Una normale serata di controlli si è trasformata in un susseguirsi di atti sconsiderati e pericolosi a Santa Flavia, culminati con l’arresto di un diciassettenne bagherese, già noto alle forze dell’ordine. Il giovane è ora accusato di violenza e resistenza a pubblico ufficiale, dopo una fuga che ha messo a repentaglio l’incolumità di un militare e la sicurezza stradale.
Tutto ha avuto inizio in via Cristoforo Colombo. Una pattuglia dei Carabinieri della locale Stazione, coadiuvata da colleghi dell’Aliquota Radiomobile della Compagnia di Bagheria, ha notato il ragazzo sfrecciare su un motociclo senza casco. L’alt intimato dai militari, finalizzato a una semplice verifica amministrativa dei documenti, è stato completamente ignorato. Anzi, nel tentativo di sottrarsi al controllo, il diciassettenne non ha esitato a investire uno dei carabinieri, per poi dileguarsi a tutta velocità per le vie circostanti.
L’allarme è scattato immediatamente. Le pattuglie sul territorio sono state allertate e, poco dopo, i Carabinieri del Radiomobile hanno intercettato il fuggitivo in via Vittorio Emanuele Orlando. La situazione, se possibile, si è fatta ancora più critica: il giovane stava percorrendo l’arteria contromano, incurante del pericolo. Neppure la vista della vettura di servizio lo ha indotto a rallentare, fino al violento impatto frontale con l’auto dei militari.
Nonostante lo scontro, la determinazione del ragazzo a sfuggire alla cattura non si è placata. Abbandonato il motociclo incidentato, ha tentato un’ultima, disperata fuga a piedi. Una corsa breve, conclusasi quando i carabinieri lo hanno raggiunto e definitivamente bloccato.
Le verifiche successive hanno fatto emergere un quadro di totale illegalità: il motociclo era privo di targa e di copertura assicurativa. Il diciassettenne, inoltre, non aveva mai conseguito la patente di guida. Il mezzo è stato quindi posto sotto sequestro.
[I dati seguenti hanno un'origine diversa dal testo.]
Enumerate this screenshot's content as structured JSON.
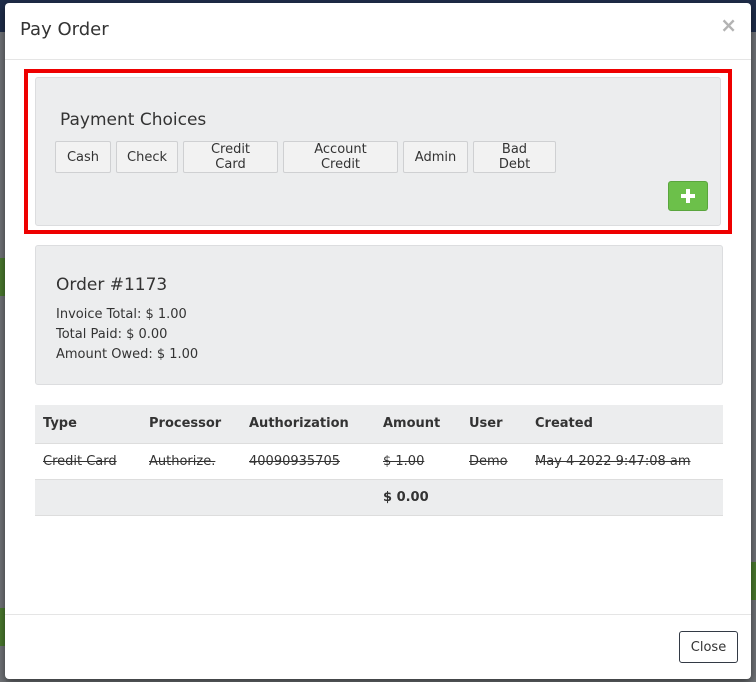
{
  "modal": {
    "title": "Pay Order",
    "close_symbol": "×"
  },
  "payment_choices": {
    "title": "Payment Choices",
    "buttons": [
      "Cash",
      "Check",
      "Credit Card",
      "Account Credit",
      "Admin",
      "Bad Debt"
    ],
    "add_icon": "plus-icon",
    "add_color": "#6cc04a"
  },
  "order": {
    "title": "Order #1173",
    "invoice_total": "Invoice Total: $ 1.00",
    "total_paid": "Total Paid: $ 0.00",
    "amount_owed": "Amount Owed: $ 1.00"
  },
  "payments_table": {
    "headers": [
      "Type",
      "Processor",
      "Authorization",
      "Amount",
      "User",
      "Created"
    ],
    "rows": [
      [
        "Credit Card",
        "Authorize.",
        "40090935705",
        "$ 1.00",
        "Demo",
        "May 4 2022 9:47:08 am"
      ]
    ],
    "total": "$ 0.00"
  },
  "footer": {
    "close_label": "Close"
  },
  "colors": {
    "highlight_border": "#ee0000",
    "background_overlay": "#6b6e72"
  }
}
Su disposizione della Procura della Repubblica presso il Tribunale per i Minorenni di Palermo, il giovane è stato inizialmente condotto presso l’Istituto Penale per i minorenni “Malaspina”. Successivamente, l’arresto è stato convalidato dal Giudice per le Indagini Preliminari, che ha disposto per lui il collocamento in una comunità.
È fondamentale sottolineare, come da prassi, che il giovane attualmente è da considerarsi solamente indagato, sebbene gli indizi a suo carico siano significativi. La sua posizione sarà attentamente vagliata dall’Autorità Giudiziaria durante l’intero corso del processo. Ogni responsabilità potrà essere definita unicamente a seguito di un’eventuale sentenza di condanna divenuta definitiva, nel pieno rispetto del principio costituzionale della presunzione di innocenza fino a prova contraria.